Sharper ISAR images of satellites and other space objects#

The space observation system TIRA consists of a tracking radar and an imaging radar. For the imaging radar, Fraunhofer FHR is continuously developing innovative methods to improve the processing of the obtained radar data as well as the quality of the images because this allows for significantly more reliable assessments of the objects.

© Fraunhofer FHR
ISAR image after conventional processing
© Fraunhofer FHR
ISAR image after innovative CS processing

If the solar sail of a satellite is bent, it will get »dark« – it lacks the energy to send a signal to Earth. So questions like the following arise, not only for reconnaissance purposes: Are the satellites intact? Was there a collision?
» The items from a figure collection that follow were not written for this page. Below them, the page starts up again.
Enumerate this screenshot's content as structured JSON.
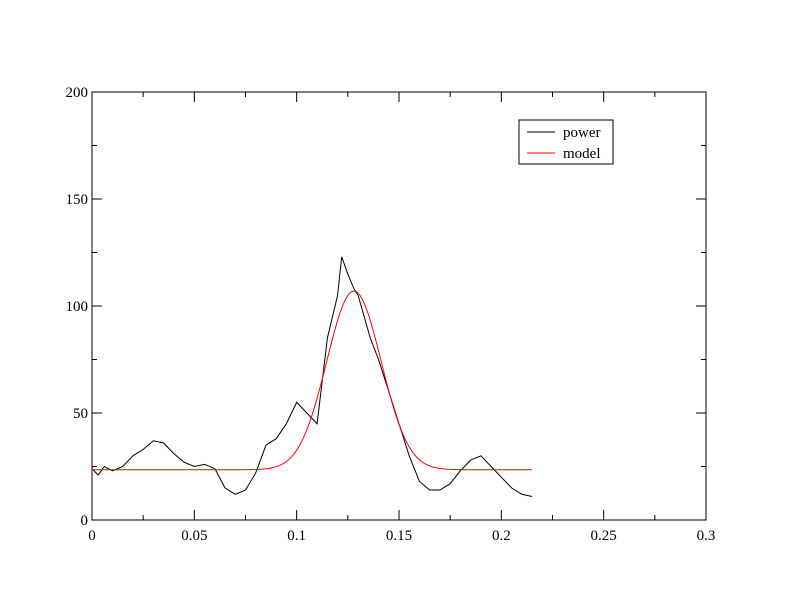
{
  "chart_data": {
    "type": "line",
    "xlim": [
      0,
      0.3
    ],
    "ylim": [
      0,
      200
    ],
    "x_ticks": [
      0,
      0.05,
      0.1,
      0.15,
      0.2,
      0.25,
      0.3
    ],
    "x_tick_labels": [
      "0",
      "0.05",
      "0.1",
      "0.15",
      "0.2",
      "0.25",
      "0.3"
    ],
    "y_ticks": [
      0,
      50,
      100,
      150,
      200
    ],
    "y_tick_labels": [
      "0",
      "50",
      "100",
      "150",
      "200"
    ],
    "grid": false,
    "legend_position": "top-right",
    "series": [
      {
        "name": "power",
        "color": "#000000",
        "x": [
          0,
          0.003,
          0.006,
          0.01,
          0.015,
          0.02,
          0.025,
          0.03,
          0.035,
          0.04,
          0.045,
          0.05,
          0.055,
          0.06,
          0.065,
          0.07,
          0.075,
          0.08,
          0.085,
          0.09,
          0.095,
          0.1,
          0.105,
          0.11,
          0.115,
          0.12,
          0.122,
          0.125,
          0.128,
          0.13,
          0.133,
          0.136,
          0.14,
          0.145,
          0.15,
          0.155,
          0.16,
          0.165,
          0.17,
          0.175,
          0.18,
          0.185,
          0.19,
          0.195,
          0.2,
          0.205,
          0.21,
          0.215
        ],
        "y": [
          24,
          21,
          25,
          23,
          25,
          30,
          33,
          37,
          36,
          31,
          27,
          25,
          26,
          24,
          15,
          12,
          14,
          22,
          35,
          38,
          45,
          55,
          50,
          45,
          85,
          105,
          123,
          115,
          108,
          105,
          95,
          85,
          75,
          60,
          45,
          30,
          18,
          14,
          14,
          17,
          23,
          28,
          30,
          25,
          20,
          15,
          12,
          11
        ]
      },
      {
        "name": "model",
        "color": "#ff0000",
        "model": {
          "baseline": 23.5,
          "amplitude": 83.5,
          "center": 0.128,
          "sigma": 0.0133,
          "x_start": 0,
          "x_end": 0.215
        }
      }
    ]
  }
}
Are parts missing? Answering these and similar questions about satellites is one of the tasks of the space observation radar TIRA. That is because radar has a decisive advantage over optical systems: The systems can be employed day and night and in any weather. However, while optical systems provide an immediate image, radar provides raw data that have to be processed first. The following applies here: The better the signal processing, the more insights the image will provide. As such, the quality of the radar image can be increased by the processing.

Improved Imaging Quality

Improving the processing of the TIRA radar data to obtain more accurate information about satellites or other Earth-orbiting objects is one of Fraunhofer FHR's central tasks. The imaging of space objects with the imaging radar of the TIRA system is based on the ISA¬R, which is short for inverse synthetic aperture radar: Here, the radar set up is stationary, while the object rotates around the radar. In the process, the antenna rotates to track the object along its orbit. The radar continuously sends pulses, recording the reflected signal it receives for each pulse – this makes it possible to determine the object's range profile. Based on the change of the range profiles over time, we then carry out a spectral analysis to calculate a 2D image of the object. For ISAR, data processing is particularly challenging since the forward and rotary motion of a satellite are generally not accurately known. How fast is a specific spot on the satellite rotating? And how is the satellite itself moving? If you want to obtain a sharp image, both questions will have to be answered very accurately. The stabilization condition can be assessed based on the satellite's proper motion. Is it wobbling, for example.

A new technique was developed at Fraunhofer FHR – based on compressive sensing (CS) – to be able to process and obtain an even sharper image. This technique provides a better correction of the translational motion, combining this with a spectral extrapolation to increase the quality of the processed radar images.